Há suspeitas que o incêndio teria começado na casa de máquinas da embarcação, próximo da estação da Ribeira. O fogo foi controlado, no entanto, provocou pânico entre idosos e mulheres.
Dois botes, um do Grupamento Marítimo da PM e outro da Capitania dos Portos acompanharam a transferência de aproximadamente 300 passageiros para a barca Vital Brazil, que os levou até a Praça 15.
Segundo as Barcas S.A, que administra o transporte aquáviário, os passageiros foram ressarcidos.
Explicações sobre acidente
A Comissão de Transportes da Assembléia Legislativa do Estado do Rio de Janeiro (Alerj) fará uma audiência pública, na próxima quarta-feira, no Palácio Tiradentes, no Centro para ouvir o diretor-presidente da empresa Barcas SA, Amaury de Andrade.
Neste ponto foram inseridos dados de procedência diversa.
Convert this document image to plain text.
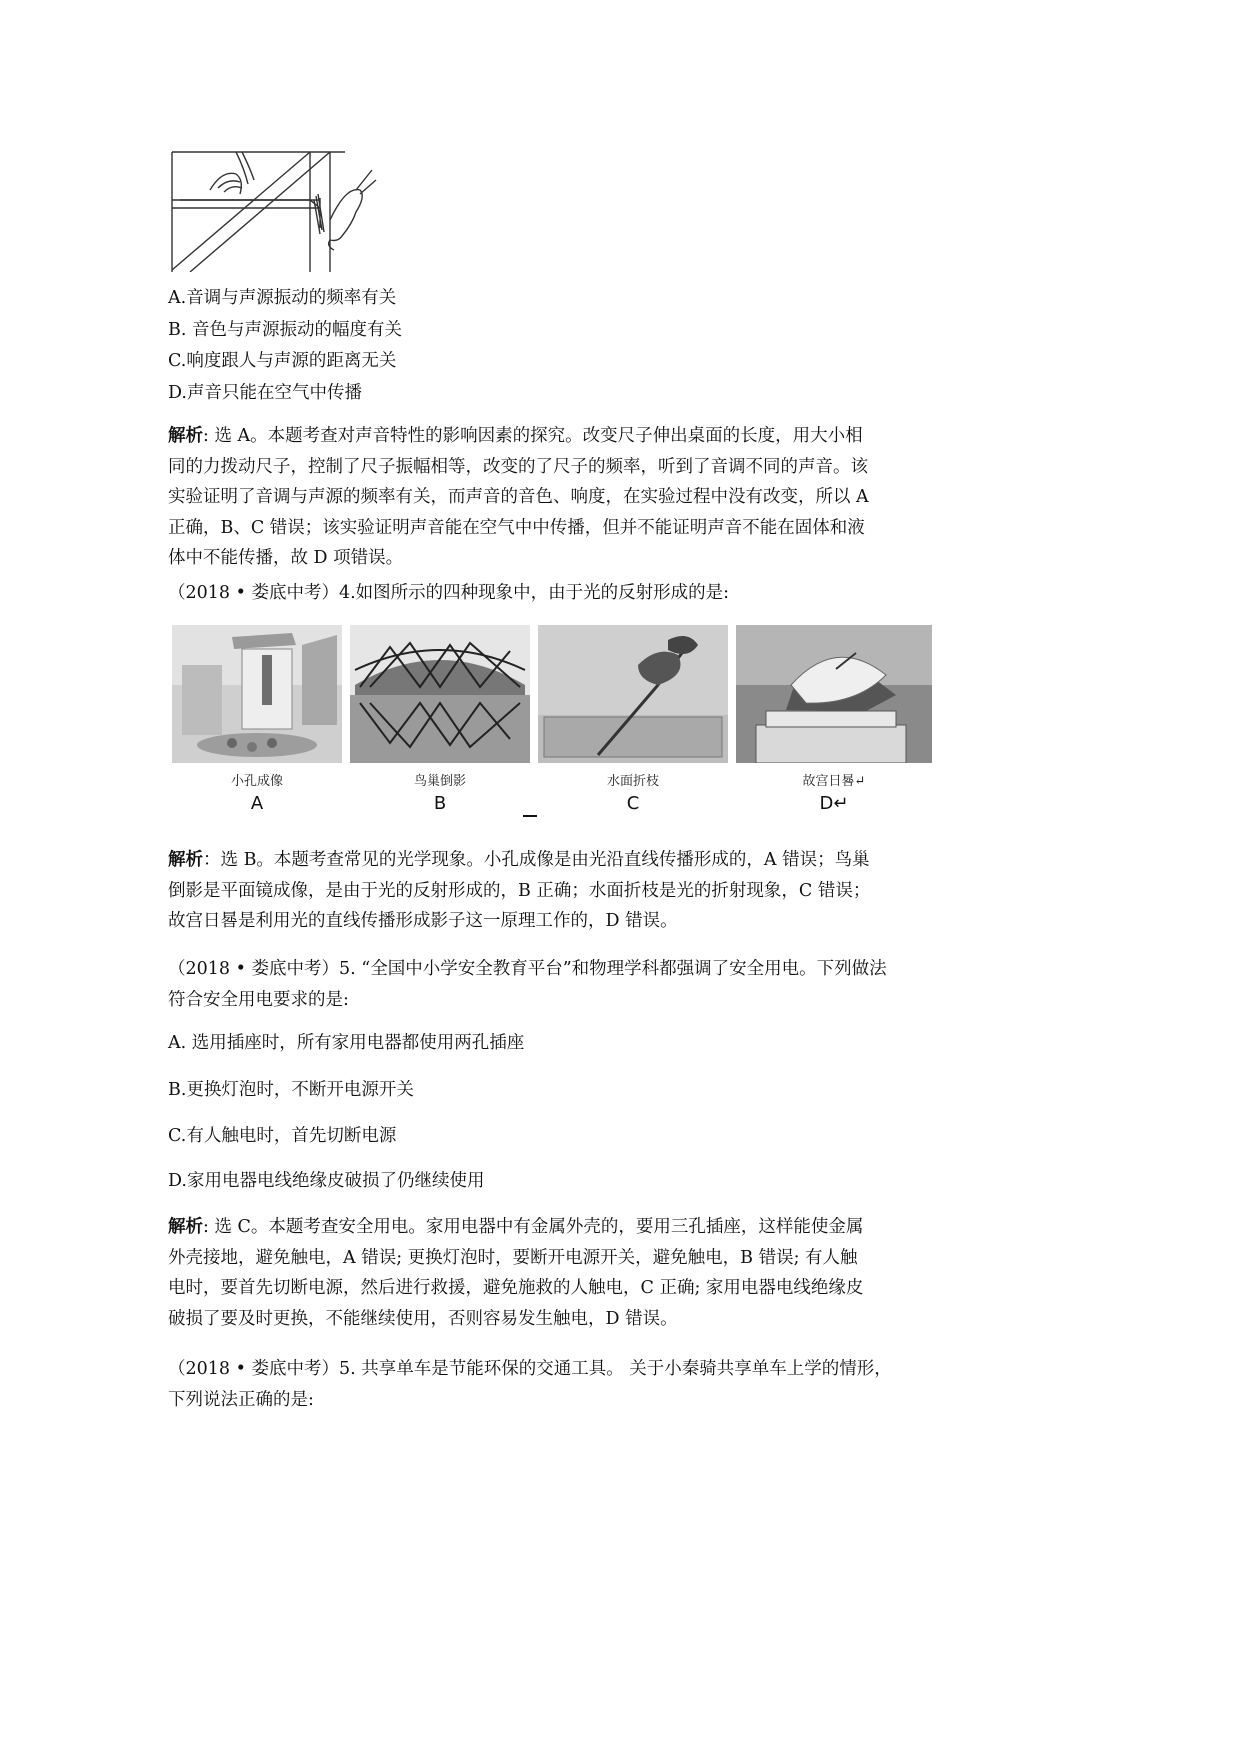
A.音调与声源振动的频率有关
B. 音色与声源振动的幅度有关
C.响度跟人与声源的距离无关
D.声音只能在空气中传播
解析: 选 A。本题考查对声音特性的影响因素的探究。改变尺子伸出桌面的长度，用大小相
同的力拨动尺子，控制了尺子振幅相等，改变的了尺子的频率，听到了音调不同的声音。该
实验证明了音调与声源的频率有关，而声音的音色、响度，在实验过程中没有改变，所以 A
正确，B、C 错误；该实验证明声音能在空气中中传播，但并不能证明声音不能在固体和液
体中不能传播，故 D 项错误。
（2018 • 娄底中考）4.如图所示的四种现象中，由于光的反射形成的是:
小孔成像	鸟巢倒影	水面折枝	故宫日晷↵
A	B	C	D↵
解析：选 B。本题考查常见的光学现象。小孔成像是由光沿直线传播形成的，A 错误；鸟巢
倒影是平面镜成像，是由于光的反射形成的，B 正确；水面折枝是光的折射现象，C 错误；
故宫日晷是利用光的直线传播形成影子这一原理工作的，D 错误。
（2018 • 娄底中考）5. “全国中小学安全教育平台”和物理学科都强调了安全用电。下列做法
符合安全用电要求的是:
A. 选用插座时，所有家用电器都使用两孔插座
B.更换灯泡时，不断开电源开关
C.有人触电时，首先切断电源
D.家用电器电线绝缘皮破损了仍继续使用
解析: 选 C。本题考查安全用电。家用电器中有金属外壳的，要用三孔插座，这样能使金属
外壳接地，避免触电，A 错误; 更换灯泡时，要断开电源开关，避免触电，B 错误; 有人触
电时，要首先切断电源，然后进行救援，避免施救的人触电，C 正确; 家用电器电线绝缘皮
破损了要及时更换，不能继续使用，否则容易发生触电，D 错误。
（2018 • 娄底中考）5. 共享单车是节能环保的交通工具。 关于小秦骑共享单车上学的情形，
下列说法正确的是:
Ele terá que prestar esclarecimentos sobre o acidente ocorrido com a barca Visconde de Moraes, que fazia o trajeto Paquetá-Rio de Janeiro, no último dia 26.
O presidente da comissão, deputado Marcelo Simão (PHS), convidou representantes da secretaria de Transportes e da Capitania dos Portos.
No último dia 26, outra barca com quase 300 passageiros ficou à deriva na travessia Paquetá-Rio, depois de uma pane na casa de máquinas. O resgate, tumultuado, revoltou os passageiros, que chegaram a lançar coletes salva-vidas ao mar em protesto.
Um catamarã e outra barca foram enviados para transportar os passageiros. Parte deles só chegou à Praça 15, centro do Rio, 2 horas e 20 minutos depois da pane.